Now you are in the pleasant part. Open a read-only connection (so multiple R sessions can share it) and use dplyr verbs as usual. This is the same recipe case study 1 and case study 2 use.

Code
con <- dbConnect(
  duckdb::duckdb(),
  dbdir = file.path(paths$duckdb_dir, "plida_tables.duckdb"),
  read_only = TRUE
)

demo       <- tbl(con, "demo")
dhda_spine <- tbl(con, "dhda_spine")
mbs        <- tbl(con, "mbs")

tic("Three-table join + groupby on 372M rows")
result <- demo |>
  select(SPINE_ID, CORE_GENDER, YEAR_OF_BIRTH) |>
  inner_join(dhda_spine |> rename(SPINE_ID = spine_id), by = "SPINE_ID") |>
  inner_join(mbs |> select(SYNTHETIC_AEUID, NUMSERV, BTOS), by = "SYNTHETIC_AEUID") |>
  mutate(age_2015 = 2015L - YEAR_OF_BIRTH,
         age_group = (age_2015 %/% 10L) * 10L) |>
  filter(age_2015 >= 0L, age_2015 < 100L) |>
  group_by(CORE_GENDER, age_group, BTOS) |>
  summarise(services = sum(NUMSERV, na.rm = TRUE),
            claims = n(), .groups = "drop") |>
  collect()
toc()
Three-table join + groupby on 372M rows: 2.568 sec elapsed
Code
result

That joined 30 million people to 372 million MBS claims, grouped by sex, decade of age, and broad type of service, and returned a tidy tibble. All in a few seconds.

Step 5: Plot

Code
result |>
  filter(CORE_GENDER %in% c("M", "F"),
         BTOS %in% c("GP", "SP", "P", "O")) |>
  mutate(BTOS = recode(BTOS,
    "GP" = "GP", "SP" = "Specialist", "P" = "Pathology", "O" = "Other")) |>
  ggplot(aes(age_group, services / 1e6, fill = BTOS)) +
  geom_col() +
  facet_wrap(~ CORE_GENDER, labeller = labeller(
    CORE_GENDER = c("F" = "Female", "M" = "Male"))) +
  scale_y_continuous(labels = label_comma(suffix = "M")) +
  labs(x = "Age group", y = "MBS services (millions)",
       fill = "Service type",
       title = "MBS service use by age, sex, and service type, 2015",
       subtitle = "fplida synthetic data") +
  theme_minimal(base_size = 11)

The whole pipeline, summarised

Step What Time Memory
Convert CSV → parquet DuckDB COPY ... TO parquet ~1.5 s/GB <3 GB
Build DuckDB CREATE TABLE ... FROM read_parquet() ~2 min for 372M rows ~10 GB peak
Query + collect dbplyr verbs → collect() ~3-4 s for a 3-table join ~2 GB
Plot ggplot2 on the small result instant trivial

Total wall time for the one-off setup (steps 1–2): maybe 10–15 minutes for a realistic subset of PLIDA. After that, every query is seconds. If you are used to waiting minutes for read_csv() to load a file — or crashing R entirely — this is a different world.

Common mistakes

ImportantThe four things that crash your machine

These are the mistakes that will freeze a 32 GB laptop. Every one of them involves accidentally pulling too much data into R memory. The fix is always the same: push the filtering and aggregation to DuckDB, collect() only the small result.

A few things that will bite you if you are not expecting them:

Calling collect() too early. If you write mbs |> collect() |> filter(...), you have just tried to load 372 million rows into R memory.
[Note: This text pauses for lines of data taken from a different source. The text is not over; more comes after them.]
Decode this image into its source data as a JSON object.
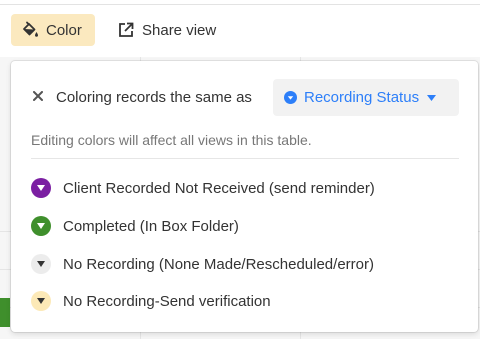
{
  "toolbar": {
    "color_label": "Color",
    "share_label": "Share view"
  },
  "popover": {
    "prefix": "Coloring records the same as",
    "field_name": "Recording Status",
    "hint": "Editing colors will affect all views in this table.",
    "options": [
      {
        "label": "Client Recorded Not Received (send reminder)",
        "color": "#7b1fa2",
        "arrow": "#ffffff"
      },
      {
        "label": "Completed (In Box Folder)",
        "color": "#3f8f2c",
        "arrow": "#ffffff"
      },
      {
        "label": "No Recording (None Made/Rescheduled/error)",
        "color": "#ececec",
        "arrow": "#333333"
      },
      {
        "label": "No Recording-Send verification",
        "color": "#fce9b7",
        "arrow": "#333333"
      }
    ]
  },
  "colors": {
    "accent_blue": "#2d7ff9",
    "color_button_bg": "#fbe9bf"
  },
  "icons": {
    "color_button": "paint-bucket-icon",
    "share_button": "external-link-icon",
    "close": "close-icon",
    "field": "single-select-field-icon",
    "dropdown": "caret-down-icon",
    "option": "caret-down-in-circle-icon"
  }
}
Your machine will freeze. Always filter before collecting. The rule is: collect() goes at the end, and the result should be small.

Forgetting read_only = TRUE. By default, DuckDB locks the file for exclusive access. If you open it in your R session and then try to render a Quarto doc that also opens it, one of them will fail. Always pass read_only = TRUE when you are not writing.

Not setting memory_limit. DuckDB will cheerfully try to use all your RAM for a big sort or join. On a 32 GB machine, set memory_limit = '20GB' so the OS and R can breathe.

One enormous parquet file. If you write 372 million rows to a single parquet file, DuckDB cannot parallelise the read and zonemaps are less useful. Set ROW_GROUPS_PER_FILE 20 (≈5 million rows per file) in the COPY ... TO parquet step.